This piece is part of our RALtoday Q+A series. Know someone we should interview? Nominate them here.
Born and raised in the City of Oaks, writer and film actor Alli Hurley is a well-seasoned Raleighite. “I’ve seen a lot of growth and a lot of really good changes that have come to the city [over the past 20+ years],” she told RALtoday. In October 2020, she set out to write her first book, “100 Things to Do in Raleigh Before You Die.”
We asked Alli 10 questions about her writing process + book (which officially launched on Sat., May 7). Keep reading for a sneak peak of her ultimate Raleigh bucket list.
Describe your perfect day in Raleigh.
I’d go to Blue Jay Point for a walk, then I’d go to Fount. I’d have an afternoon picnic at Dix Park (during sunflower season) + visit NOFO for a little shopping. Then I think it would be perfect to go to the Raleigh Little Theatre and its rose garden.
You can only choose one local restaurant menu to bring with you to a deserted island — which one is it and why?
Sola. They have so much that’s beyond coffee + it’s so fresh. It would cover a lot of meals and you would have a lot of different lattes to choose from, which sounds like a good thing to me on an island.
What inspired you to write this book?
This book series [100 Things to Do Before You Die] is in a lot of major cities, but Raleigh didn’t have one. Raleigh is such a robust community. It just feels so friendly all the time, no matter where you go.
I wanted to write a book that doesn’t seem too touristy. I want [the book] to feel like a companion guide — like your friend is telling you these things to do.
How did you choose what to include?
I think that all of the places I included have something very quintessentially Raleigh about them. They’re really friendly, novel, and inclusive. I wanted the book to feel fun and exciting and new. But I also wanted it to appeal to people who have been here their whole lives.
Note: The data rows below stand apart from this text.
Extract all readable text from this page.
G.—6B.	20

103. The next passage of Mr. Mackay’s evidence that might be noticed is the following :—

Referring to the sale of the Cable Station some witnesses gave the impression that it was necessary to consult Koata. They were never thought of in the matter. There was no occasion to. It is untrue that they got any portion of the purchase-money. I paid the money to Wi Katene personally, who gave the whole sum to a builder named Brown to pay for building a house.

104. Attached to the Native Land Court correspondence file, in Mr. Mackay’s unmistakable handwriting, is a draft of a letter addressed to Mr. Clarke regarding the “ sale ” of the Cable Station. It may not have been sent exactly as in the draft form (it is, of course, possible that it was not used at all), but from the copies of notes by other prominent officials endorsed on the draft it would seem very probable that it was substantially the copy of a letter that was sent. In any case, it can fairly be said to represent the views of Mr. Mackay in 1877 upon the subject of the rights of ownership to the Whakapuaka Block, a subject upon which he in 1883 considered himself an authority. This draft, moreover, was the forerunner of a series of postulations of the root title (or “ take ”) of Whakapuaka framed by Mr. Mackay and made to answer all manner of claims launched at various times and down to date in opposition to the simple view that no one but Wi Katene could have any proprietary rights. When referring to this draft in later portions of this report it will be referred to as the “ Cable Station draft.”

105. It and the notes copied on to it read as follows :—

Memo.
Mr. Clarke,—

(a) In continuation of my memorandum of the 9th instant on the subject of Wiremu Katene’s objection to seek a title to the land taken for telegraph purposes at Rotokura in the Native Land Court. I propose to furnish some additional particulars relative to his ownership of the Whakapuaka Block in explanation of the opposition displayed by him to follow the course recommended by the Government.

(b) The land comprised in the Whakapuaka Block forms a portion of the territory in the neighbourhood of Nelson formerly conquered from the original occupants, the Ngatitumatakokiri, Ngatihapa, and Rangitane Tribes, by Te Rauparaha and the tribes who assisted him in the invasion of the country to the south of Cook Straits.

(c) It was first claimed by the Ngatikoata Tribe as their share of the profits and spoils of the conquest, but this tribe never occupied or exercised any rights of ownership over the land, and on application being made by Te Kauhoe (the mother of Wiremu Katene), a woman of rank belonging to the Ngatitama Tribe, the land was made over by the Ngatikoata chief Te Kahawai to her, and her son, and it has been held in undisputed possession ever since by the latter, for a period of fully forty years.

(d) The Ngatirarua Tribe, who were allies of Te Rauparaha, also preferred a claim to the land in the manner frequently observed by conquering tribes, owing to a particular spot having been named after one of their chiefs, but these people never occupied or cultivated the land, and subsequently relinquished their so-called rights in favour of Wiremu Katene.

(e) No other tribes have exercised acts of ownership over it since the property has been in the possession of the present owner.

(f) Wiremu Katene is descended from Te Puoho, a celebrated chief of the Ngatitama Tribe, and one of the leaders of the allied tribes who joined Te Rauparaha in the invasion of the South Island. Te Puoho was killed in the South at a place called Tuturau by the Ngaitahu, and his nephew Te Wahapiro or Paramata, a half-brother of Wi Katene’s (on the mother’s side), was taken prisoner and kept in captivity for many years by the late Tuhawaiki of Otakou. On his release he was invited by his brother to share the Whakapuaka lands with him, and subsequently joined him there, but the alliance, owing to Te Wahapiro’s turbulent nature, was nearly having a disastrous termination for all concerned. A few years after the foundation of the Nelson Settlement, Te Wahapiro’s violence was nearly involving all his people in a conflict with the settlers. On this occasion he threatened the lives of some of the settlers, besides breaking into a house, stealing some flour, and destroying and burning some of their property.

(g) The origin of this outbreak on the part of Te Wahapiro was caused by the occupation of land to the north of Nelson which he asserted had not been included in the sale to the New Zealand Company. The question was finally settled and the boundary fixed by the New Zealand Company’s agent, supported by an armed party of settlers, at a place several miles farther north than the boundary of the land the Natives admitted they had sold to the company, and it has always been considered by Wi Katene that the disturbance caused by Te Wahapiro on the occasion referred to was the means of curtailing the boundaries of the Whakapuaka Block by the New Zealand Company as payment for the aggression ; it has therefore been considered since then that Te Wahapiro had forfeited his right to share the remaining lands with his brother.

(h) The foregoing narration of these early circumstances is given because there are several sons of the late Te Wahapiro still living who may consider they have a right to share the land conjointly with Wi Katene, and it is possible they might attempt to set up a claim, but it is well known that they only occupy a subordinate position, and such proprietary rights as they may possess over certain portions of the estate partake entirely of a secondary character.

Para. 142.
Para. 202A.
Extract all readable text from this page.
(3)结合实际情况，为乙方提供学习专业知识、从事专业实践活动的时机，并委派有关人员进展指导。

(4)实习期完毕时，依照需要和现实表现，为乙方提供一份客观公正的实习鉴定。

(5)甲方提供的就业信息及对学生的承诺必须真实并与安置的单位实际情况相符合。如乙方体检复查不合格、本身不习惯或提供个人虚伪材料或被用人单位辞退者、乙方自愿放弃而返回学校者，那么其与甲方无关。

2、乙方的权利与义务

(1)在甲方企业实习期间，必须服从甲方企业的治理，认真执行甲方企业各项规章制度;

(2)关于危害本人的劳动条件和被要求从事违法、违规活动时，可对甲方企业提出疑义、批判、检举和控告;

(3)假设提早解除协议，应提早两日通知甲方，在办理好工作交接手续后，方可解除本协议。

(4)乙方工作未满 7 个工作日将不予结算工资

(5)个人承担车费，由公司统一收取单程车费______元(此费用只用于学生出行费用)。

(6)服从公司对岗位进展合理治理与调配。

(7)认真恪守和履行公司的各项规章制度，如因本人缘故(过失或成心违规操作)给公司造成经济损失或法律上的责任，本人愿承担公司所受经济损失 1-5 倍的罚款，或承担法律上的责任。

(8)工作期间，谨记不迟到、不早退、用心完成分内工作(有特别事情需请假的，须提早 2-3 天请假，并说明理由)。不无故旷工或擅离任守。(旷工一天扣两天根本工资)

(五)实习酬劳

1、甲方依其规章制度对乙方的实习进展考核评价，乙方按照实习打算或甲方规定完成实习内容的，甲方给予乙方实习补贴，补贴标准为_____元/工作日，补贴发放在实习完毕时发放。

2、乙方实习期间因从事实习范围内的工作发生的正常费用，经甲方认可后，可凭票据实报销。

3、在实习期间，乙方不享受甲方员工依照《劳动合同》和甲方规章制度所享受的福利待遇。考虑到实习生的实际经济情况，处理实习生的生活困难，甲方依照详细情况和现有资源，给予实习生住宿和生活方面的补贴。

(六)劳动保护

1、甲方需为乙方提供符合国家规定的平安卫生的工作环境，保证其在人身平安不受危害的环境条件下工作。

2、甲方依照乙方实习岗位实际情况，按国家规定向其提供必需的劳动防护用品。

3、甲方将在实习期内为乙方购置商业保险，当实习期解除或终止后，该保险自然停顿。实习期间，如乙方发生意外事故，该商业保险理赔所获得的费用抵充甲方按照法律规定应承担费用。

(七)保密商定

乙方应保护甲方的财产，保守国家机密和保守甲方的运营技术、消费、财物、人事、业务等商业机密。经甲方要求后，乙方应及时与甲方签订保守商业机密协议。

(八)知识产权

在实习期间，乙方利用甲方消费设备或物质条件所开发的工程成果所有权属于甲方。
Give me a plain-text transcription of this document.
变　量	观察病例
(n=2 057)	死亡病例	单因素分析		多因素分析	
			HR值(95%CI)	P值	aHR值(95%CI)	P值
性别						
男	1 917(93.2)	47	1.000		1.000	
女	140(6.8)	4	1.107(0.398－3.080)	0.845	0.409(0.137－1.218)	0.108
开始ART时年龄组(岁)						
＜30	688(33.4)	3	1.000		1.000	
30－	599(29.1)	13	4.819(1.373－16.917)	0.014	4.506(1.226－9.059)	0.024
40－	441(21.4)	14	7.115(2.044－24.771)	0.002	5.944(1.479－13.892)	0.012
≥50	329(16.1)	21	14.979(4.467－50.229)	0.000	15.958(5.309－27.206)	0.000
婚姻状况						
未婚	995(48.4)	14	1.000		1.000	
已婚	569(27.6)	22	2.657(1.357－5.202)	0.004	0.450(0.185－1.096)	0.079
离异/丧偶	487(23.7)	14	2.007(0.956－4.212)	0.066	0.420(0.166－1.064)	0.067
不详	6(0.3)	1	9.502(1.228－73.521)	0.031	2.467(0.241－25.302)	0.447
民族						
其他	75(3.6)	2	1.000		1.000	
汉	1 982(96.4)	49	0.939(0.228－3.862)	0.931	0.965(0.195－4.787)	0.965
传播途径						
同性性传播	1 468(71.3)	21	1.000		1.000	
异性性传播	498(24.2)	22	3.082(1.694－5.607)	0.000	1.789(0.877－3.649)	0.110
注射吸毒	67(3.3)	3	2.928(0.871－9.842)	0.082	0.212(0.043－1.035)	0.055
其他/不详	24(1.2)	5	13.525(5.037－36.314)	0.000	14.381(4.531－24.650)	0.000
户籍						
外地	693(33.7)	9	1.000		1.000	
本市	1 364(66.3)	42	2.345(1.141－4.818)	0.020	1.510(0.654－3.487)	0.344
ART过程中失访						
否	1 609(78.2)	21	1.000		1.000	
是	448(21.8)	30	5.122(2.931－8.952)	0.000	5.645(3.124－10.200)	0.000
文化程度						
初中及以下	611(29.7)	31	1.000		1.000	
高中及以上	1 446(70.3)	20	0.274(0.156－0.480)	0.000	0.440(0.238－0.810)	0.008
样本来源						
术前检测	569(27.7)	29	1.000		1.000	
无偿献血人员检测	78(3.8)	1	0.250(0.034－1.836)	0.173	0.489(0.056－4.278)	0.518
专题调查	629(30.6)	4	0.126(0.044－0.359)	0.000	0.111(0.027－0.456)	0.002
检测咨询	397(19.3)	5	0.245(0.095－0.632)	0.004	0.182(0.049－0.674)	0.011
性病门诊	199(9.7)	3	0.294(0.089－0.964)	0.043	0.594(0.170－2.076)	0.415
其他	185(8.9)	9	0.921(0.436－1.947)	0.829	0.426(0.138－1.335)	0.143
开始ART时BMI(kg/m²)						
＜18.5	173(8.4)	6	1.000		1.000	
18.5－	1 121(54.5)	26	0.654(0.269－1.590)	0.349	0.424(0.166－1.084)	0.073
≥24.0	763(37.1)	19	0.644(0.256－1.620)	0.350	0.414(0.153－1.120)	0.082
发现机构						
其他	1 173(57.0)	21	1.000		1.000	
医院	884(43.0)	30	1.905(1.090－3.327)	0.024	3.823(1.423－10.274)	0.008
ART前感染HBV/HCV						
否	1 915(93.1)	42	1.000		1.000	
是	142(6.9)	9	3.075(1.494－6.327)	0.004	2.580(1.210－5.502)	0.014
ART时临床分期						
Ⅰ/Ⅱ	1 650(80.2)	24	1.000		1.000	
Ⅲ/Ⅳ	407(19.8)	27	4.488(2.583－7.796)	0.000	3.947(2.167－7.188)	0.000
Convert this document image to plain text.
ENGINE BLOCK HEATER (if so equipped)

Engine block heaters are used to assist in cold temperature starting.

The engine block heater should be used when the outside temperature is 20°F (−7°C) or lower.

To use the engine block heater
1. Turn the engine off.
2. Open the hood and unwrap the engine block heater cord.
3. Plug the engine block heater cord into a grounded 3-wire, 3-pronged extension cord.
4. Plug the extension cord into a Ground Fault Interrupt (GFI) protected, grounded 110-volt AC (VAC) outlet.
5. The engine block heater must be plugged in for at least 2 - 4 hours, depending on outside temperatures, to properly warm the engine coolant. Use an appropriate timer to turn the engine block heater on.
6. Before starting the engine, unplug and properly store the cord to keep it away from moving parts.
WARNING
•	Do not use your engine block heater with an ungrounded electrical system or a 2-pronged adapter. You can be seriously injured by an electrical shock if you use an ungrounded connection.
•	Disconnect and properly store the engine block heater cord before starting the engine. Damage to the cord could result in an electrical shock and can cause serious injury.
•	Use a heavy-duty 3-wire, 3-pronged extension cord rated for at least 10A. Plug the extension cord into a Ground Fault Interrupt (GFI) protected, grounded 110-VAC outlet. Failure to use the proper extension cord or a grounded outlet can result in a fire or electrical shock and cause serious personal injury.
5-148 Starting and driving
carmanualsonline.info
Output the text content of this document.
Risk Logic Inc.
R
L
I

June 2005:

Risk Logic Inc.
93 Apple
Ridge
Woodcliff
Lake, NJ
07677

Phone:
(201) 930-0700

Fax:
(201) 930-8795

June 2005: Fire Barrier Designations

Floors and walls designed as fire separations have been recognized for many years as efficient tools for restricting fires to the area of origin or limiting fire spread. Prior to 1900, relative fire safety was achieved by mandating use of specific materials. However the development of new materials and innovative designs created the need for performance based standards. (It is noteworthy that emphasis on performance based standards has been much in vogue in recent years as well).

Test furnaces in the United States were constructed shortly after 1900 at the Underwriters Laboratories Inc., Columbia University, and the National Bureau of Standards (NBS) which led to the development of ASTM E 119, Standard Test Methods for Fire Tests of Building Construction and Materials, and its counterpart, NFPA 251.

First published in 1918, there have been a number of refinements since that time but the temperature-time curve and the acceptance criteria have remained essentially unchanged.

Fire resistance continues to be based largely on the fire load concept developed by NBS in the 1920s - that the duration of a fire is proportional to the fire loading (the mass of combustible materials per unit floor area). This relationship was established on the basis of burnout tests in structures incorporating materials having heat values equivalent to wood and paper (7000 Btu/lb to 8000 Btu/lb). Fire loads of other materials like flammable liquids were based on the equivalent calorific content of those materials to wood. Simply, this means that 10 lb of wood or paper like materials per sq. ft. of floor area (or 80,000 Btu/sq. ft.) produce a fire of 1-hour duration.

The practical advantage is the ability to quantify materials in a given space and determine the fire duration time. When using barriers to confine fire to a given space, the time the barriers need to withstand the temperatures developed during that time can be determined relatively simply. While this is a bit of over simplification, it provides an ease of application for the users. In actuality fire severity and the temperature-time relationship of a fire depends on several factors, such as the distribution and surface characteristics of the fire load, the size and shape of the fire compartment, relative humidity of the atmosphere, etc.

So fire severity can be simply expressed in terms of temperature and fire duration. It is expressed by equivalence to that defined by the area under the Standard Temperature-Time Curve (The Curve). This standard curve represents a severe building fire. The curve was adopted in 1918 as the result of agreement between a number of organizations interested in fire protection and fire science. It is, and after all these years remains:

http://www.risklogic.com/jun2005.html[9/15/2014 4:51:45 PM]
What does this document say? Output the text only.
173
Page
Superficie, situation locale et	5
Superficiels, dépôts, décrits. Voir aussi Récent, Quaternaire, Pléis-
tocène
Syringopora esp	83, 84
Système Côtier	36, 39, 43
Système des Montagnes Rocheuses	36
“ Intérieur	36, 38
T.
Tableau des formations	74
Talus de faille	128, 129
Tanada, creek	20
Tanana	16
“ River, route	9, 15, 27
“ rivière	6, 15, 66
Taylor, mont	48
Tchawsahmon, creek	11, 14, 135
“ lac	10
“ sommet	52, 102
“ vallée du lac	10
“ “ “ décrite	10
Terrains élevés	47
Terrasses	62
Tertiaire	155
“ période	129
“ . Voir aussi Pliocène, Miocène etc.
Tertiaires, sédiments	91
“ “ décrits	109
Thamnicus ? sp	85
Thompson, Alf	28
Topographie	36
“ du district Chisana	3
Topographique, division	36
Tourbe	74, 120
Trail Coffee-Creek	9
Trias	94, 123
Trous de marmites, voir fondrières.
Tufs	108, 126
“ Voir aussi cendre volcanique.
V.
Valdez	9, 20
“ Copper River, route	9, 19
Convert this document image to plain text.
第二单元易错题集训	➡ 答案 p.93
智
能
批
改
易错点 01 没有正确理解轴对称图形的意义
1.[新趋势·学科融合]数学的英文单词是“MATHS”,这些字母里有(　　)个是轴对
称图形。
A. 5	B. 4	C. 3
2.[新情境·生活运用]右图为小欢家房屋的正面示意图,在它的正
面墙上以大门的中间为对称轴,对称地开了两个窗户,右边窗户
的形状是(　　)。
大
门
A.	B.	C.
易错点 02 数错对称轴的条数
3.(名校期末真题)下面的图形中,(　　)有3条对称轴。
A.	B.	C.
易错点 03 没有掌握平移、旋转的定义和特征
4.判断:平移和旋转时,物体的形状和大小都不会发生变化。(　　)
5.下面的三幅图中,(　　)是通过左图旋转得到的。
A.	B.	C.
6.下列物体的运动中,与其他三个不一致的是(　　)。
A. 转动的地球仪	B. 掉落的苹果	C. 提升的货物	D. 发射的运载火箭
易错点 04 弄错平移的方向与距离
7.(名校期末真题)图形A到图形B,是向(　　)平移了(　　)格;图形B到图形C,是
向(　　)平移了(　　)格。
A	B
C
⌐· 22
I want people to know that there’s so much more than what’s in the book. Just because it’s not in the book doesn’t mean I don’t love it. My hope is that people might use this as a place to start but that they’ll expand outward and make Raleigh their own.
What was your writing process like?
I sent a survey to some trusted friends and family and asked what their perfect day in Raleigh would be. I also reached out to the Raleigh Visitors Bureau, which gave me an idea of the actual landmass to cover. Once I started to narrow down places, I visited them and interviewed people. I went anonymously to many places to have a sort of “pure” experience.
Have you done all 100 things?
Yes — and some of them are things I grew up doing. I’m looking at it like, “OK, the places are changing so I can keep going and it doesn’t count that my bucket list ‘ended.’”
What memories stand out to you while working on the book?
I was paddleboarding on Falls Lake and I fell overboard.
I went to Lucette Grace to sample just a few things and I ended up spending $30 on pastries. The same thing happened with all the food spots. (I was also pregnant when I wrote the book, so working on the food section was so hard. I was drooling the entire time.)
Alli’s daughter, Murphy Jane, turned five months old last week. She often appears on Alli’s TikTok.
What are the top 3 must-dos in your book?
Angus Barn — it’s a Raleigh staple and Van, the owner, is one of the kindest, most gracious people I have ever met. She does an amazing job.
The State Fair. I’d recommend going as many times as you can.
The NC Museum of Art. You can visit the museum itself, go to a concert, have a picnic, see an outdoor movie, ride on the bike trails, or go for a walk. You could spend the whole day there.
What’s something new in Raleigh that you’ve heard of that you’re excited about?
I’ve been hearing a lot about creators moving to Raleigh. I’m really encouraged that leaders in content creation are coming here and I’m excited to see where that goes. Raleigh has a huge potential for entertainment.
What’s something that every Raleighite should know about?
Raleigh is like a person that you meet and you immediately like them, but as you get to know them more, they only become funnier or they only become kinder. They’re just very unassumingly awesome and continue to grow on you.